Le chantier de remotorisation au gaz naturel liquéfié (GNL) de la drague Samuel de Champlain avance à grands pas. Les nouveaux moteurs et les cuves sont déjà en place. Les premiers tests seront effectués en début d'année 2019.

Les travaux ont débuté le 8 octobre, dès son arrivée à Dunkerque. Le GIE Dragages-Ports, propriétaire de la drague aspiratrice en marche, et maître d'œuvre du chantier, a confié ces travaux à la société DAMEN Shiprepair & Conversion. Les anciens moteurs ont été retirés le 18 octobre pour laisser place, une semaine plus tard, au nouveau système de production d’énergie électrique du navire : trois groupes électrogènes dual-fuel MAN 6L35/44DF. Cette étape s'est poursuivie début novembre par l'installation des cuves fabriquées par Cryonorm.

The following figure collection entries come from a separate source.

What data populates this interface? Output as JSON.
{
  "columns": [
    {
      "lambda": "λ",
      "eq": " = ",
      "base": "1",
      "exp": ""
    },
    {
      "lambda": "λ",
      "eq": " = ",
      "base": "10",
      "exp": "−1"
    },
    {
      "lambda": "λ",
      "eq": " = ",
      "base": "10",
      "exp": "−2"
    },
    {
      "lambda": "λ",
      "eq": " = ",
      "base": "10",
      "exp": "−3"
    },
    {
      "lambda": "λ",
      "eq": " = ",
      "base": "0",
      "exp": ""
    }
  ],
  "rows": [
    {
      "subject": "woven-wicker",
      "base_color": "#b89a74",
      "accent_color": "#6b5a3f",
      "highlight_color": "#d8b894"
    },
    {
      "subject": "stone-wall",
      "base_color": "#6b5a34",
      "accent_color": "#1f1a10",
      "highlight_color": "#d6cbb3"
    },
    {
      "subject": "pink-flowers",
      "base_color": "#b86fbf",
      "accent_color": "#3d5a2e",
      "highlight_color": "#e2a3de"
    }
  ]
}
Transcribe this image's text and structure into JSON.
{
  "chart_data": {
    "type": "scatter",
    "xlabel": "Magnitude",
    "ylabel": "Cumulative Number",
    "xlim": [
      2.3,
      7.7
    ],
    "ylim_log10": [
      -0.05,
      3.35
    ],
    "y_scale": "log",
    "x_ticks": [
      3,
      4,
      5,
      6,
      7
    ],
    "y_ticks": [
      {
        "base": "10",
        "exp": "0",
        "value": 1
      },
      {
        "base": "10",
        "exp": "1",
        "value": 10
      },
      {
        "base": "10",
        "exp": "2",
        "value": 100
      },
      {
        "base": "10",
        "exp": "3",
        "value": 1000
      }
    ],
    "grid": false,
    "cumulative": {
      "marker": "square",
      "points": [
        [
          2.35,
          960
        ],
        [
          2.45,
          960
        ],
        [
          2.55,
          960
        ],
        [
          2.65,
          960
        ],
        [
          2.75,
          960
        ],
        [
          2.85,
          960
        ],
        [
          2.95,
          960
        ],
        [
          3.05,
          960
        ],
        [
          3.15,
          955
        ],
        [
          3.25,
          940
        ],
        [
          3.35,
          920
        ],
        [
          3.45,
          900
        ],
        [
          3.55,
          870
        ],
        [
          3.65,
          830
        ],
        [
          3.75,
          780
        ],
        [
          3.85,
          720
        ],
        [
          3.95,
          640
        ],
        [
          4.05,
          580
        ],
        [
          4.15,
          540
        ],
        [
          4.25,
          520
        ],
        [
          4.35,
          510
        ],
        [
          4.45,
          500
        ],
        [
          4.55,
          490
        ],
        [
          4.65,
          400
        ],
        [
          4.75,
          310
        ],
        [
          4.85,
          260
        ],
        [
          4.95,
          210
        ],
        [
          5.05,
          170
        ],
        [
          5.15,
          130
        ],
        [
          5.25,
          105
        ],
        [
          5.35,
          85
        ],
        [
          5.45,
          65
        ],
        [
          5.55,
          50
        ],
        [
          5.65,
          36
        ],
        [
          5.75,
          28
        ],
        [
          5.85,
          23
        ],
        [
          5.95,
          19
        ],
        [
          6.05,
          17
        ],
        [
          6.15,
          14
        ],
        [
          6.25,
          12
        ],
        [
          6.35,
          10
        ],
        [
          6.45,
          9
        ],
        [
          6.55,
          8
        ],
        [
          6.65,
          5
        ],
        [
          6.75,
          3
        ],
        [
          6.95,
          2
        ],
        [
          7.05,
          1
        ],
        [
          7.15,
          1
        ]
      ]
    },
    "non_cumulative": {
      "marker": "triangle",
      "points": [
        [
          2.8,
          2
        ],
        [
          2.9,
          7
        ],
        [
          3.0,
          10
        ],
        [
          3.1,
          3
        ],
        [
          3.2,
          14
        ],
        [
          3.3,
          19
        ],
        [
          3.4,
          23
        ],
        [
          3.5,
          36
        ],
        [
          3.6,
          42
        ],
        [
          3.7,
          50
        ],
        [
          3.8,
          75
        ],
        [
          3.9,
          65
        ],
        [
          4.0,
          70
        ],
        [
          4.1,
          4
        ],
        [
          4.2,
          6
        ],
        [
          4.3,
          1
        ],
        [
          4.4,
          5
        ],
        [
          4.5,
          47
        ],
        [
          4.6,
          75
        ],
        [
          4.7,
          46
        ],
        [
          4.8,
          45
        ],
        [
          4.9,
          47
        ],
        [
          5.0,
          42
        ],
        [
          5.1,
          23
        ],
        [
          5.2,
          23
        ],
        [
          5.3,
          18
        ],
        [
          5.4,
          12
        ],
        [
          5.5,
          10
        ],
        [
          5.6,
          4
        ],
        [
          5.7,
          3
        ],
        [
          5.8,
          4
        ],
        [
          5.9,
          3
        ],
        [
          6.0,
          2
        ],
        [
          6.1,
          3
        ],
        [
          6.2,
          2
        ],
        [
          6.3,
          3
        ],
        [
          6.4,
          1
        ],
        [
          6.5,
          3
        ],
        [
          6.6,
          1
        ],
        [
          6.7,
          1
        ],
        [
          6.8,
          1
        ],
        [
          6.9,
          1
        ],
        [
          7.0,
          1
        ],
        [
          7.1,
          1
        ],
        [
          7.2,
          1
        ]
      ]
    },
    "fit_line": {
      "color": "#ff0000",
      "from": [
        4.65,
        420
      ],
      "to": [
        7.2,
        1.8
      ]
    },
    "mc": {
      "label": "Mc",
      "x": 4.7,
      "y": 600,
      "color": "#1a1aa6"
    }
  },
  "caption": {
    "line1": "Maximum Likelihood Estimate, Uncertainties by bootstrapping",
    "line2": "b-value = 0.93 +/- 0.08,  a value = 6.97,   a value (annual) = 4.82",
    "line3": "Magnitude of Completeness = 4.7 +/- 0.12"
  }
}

Après remise en eau, le transfert du navire vers un quai de réparation navale aura lieu le 28 novembre. Le redémarrage des installations doit débuter fin novembre, tandis que la mise au point des nouveaux équipements se poursuivra jusqu’à fin janvier 2019, sous le contrôle du GIE Dragages-Ports, avec l’appui de l’équipage de la drague.

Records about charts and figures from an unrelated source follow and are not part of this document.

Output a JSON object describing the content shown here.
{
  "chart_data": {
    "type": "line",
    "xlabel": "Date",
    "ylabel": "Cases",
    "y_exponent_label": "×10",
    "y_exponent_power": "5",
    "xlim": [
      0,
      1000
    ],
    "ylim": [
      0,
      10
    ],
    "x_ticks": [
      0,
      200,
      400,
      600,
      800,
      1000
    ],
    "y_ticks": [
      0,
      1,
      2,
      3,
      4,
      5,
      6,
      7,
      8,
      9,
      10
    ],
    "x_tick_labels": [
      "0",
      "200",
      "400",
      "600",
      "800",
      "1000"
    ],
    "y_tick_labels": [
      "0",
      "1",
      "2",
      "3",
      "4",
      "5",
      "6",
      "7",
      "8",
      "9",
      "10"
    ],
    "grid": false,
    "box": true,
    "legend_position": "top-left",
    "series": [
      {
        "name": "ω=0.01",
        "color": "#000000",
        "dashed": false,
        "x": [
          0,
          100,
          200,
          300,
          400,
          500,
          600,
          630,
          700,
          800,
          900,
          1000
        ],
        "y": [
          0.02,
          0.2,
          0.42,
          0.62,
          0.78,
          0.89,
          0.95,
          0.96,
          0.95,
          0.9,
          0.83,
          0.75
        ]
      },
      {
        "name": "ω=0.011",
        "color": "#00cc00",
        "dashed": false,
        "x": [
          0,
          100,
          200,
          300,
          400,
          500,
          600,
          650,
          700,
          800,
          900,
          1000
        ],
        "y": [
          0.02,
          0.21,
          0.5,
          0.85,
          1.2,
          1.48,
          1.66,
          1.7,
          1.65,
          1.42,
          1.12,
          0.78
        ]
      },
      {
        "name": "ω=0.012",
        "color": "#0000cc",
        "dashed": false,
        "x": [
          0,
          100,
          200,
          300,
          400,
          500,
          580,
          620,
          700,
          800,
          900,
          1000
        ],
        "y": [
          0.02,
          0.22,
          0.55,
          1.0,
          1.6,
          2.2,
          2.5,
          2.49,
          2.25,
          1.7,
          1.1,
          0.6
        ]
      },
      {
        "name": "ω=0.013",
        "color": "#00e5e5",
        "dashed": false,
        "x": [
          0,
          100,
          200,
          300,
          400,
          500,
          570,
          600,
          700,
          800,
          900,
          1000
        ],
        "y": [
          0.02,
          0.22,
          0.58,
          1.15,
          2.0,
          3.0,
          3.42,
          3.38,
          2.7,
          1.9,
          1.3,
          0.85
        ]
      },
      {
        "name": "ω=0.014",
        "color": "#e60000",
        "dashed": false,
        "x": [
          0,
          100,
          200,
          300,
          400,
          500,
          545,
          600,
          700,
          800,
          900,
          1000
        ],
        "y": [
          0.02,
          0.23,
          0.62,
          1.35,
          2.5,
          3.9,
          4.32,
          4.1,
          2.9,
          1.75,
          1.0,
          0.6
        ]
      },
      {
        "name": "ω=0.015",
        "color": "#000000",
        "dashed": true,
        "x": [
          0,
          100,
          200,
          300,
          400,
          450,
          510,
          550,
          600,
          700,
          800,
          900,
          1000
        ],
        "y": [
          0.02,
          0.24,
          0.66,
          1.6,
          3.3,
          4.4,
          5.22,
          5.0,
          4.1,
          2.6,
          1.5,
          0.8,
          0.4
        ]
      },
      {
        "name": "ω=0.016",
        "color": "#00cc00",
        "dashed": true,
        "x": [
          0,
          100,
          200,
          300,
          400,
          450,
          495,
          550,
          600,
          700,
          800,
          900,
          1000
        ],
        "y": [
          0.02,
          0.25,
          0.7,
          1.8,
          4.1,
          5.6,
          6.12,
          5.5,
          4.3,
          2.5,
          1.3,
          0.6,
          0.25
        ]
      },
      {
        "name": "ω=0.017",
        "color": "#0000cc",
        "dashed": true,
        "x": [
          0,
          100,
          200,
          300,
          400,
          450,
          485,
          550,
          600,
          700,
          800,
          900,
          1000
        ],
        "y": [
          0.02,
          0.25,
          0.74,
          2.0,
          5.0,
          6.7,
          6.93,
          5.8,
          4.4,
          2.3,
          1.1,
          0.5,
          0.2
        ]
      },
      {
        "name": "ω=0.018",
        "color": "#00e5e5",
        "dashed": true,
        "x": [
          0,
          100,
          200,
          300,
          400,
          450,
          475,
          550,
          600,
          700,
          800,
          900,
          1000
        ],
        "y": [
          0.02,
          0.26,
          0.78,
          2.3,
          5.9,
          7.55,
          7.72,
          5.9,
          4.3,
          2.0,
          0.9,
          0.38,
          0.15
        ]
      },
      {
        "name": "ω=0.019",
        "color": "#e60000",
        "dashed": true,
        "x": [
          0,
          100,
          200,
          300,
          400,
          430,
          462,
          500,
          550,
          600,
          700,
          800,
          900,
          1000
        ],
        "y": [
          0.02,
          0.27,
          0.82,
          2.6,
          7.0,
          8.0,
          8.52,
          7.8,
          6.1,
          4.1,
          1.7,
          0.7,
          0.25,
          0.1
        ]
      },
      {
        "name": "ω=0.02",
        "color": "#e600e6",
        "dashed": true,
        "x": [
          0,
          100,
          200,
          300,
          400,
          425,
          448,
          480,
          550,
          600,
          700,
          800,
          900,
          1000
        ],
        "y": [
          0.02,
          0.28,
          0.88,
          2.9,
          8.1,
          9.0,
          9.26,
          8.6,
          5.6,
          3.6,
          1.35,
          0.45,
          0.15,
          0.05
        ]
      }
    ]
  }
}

En attendant que la Samuel de Champlain soit de nouveau opérationnelle, la drague Breydel, de la Société de Dragage Internationale – SDI (groupe DEME), va officier dans l'estuaire de la Loire à partir du 20 novembre alors qu’elle intervient déjà dans l’estuaire de la Seine.

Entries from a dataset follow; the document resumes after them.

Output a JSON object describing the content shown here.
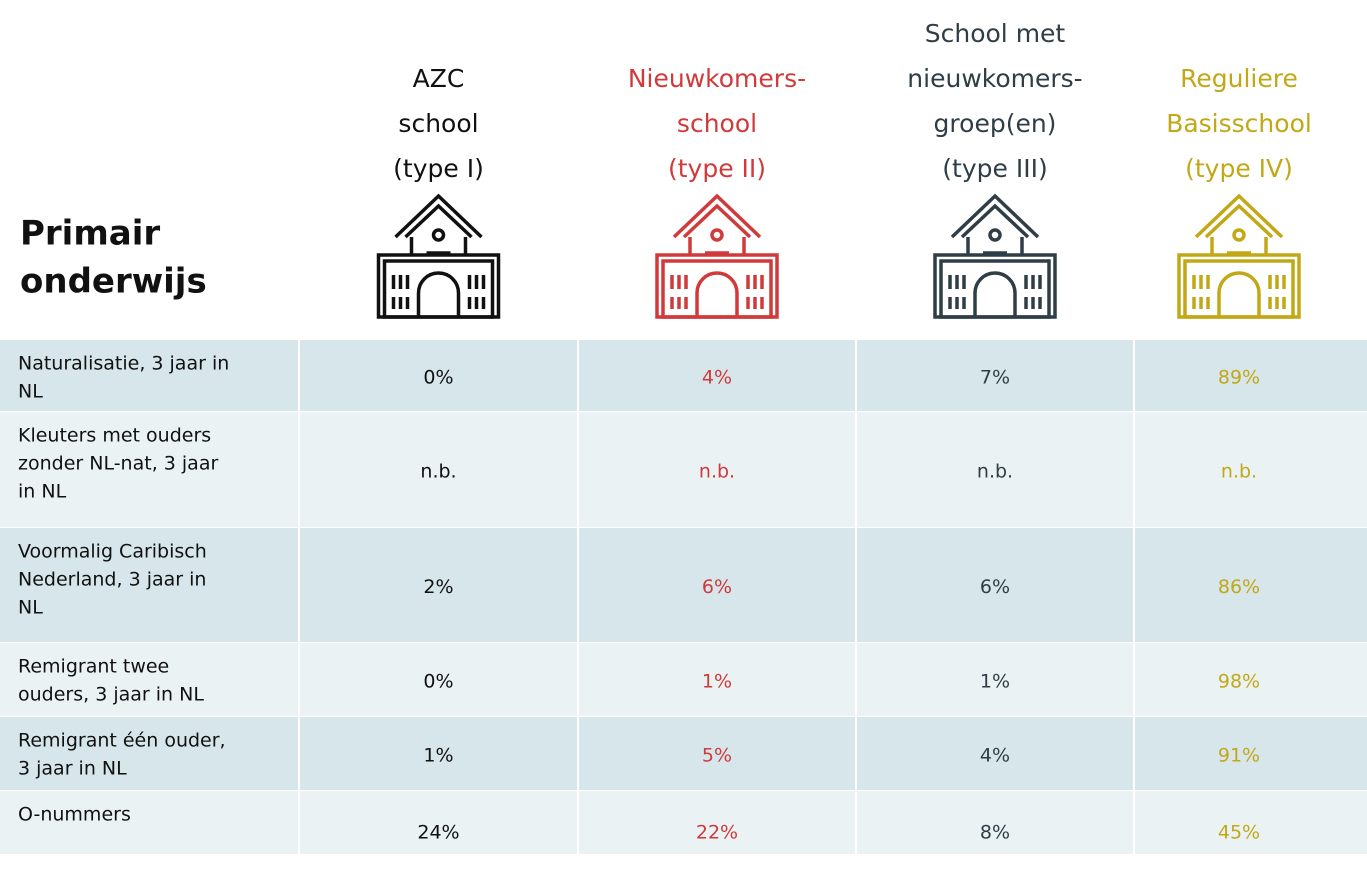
{
  "title": [
    "Primair",
    "onderwijs"
  ],
  "columns": [
    {
      "lines": [
        "AZC",
        "school",
        "(type I)"
      ],
      "color": "#111111"
    },
    {
      "lines": [
        "Nieuwkomers-",
        "school",
        "(type II)"
      ],
      "color": "#d03a3a"
    },
    {
      "lines": [
        "School met",
        "nieuwkomers-",
        "groep(en)",
        "(type III)"
      ],
      "color": "#2f3e46"
    },
    {
      "lines": [
        "Reguliere",
        "Basisschool",
        "(type IV)"
      ],
      "color": "#c2a817"
    }
  ],
  "rows": [
    {
      "label": [
        "Naturalisatie, 3 jaar in",
        "NL"
      ],
      "values": [
        "0%",
        "4%",
        "7%",
        "89%"
      ]
    },
    {
      "label": [
        "Kleuters met ouders",
        "zonder NL-nat, 3 jaar",
        "in NL"
      ],
      "values": [
        "n.b.",
        "n.b.",
        "n.b.",
        "n.b."
      ]
    },
    {
      "label": [
        "Voormalig Caribisch",
        "Nederland, 3 jaar in",
        "NL"
      ],
      "values": [
        "2%",
        "6%",
        "6%",
        "86%"
      ]
    },
    {
      "label": [
        "Remigrant twee",
        "ouders, 3 jaar in NL"
      ],
      "values": [
        "0%",
        "1%",
        "1%",
        "98%"
      ]
    },
    {
      "label": [
        "Remigrant één ouder,",
        "3 jaar in NL"
      ],
      "values": [
        "1%",
        "5%",
        "4%",
        "91%"
      ]
    },
    {
      "label": [
        "O-nummers"
      ],
      "values": [
        "24%",
        "22%",
        "8%",
        "45%"
      ]
    }
  ]
}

Construite en 2002, la Samuel de Champlain est la plus importante drague de la flotte du GIE Dragages-Ports avec ses 117 m de long, 24 m de large et 8 m de tirant d’eau maximum pour une capacité d’emport de 8 500 m3. Armée par Nantes Saint-Nazaire Port, elle opère 60 % du temps sur l’estuaire de la Loire et 40 % sur l’estuaire de la Seine.

Cette opération de remotorisation au GNL d'une drague est une première mondiale. Cette évolution permettra d'atteindre une réduction importante des émissions polluantes et notamment la quasi élimination des émissions d'oxydes de soufre et de particules fines. Elle s’inscrit dans le cadre d’un projet européen plus vaste dénommé « S/F SamueLNG » qui lui a valu le soutien financier de l’Union Européenne via le dispositif du Mécanisme pour l’Interconnexion en Europe (MIE).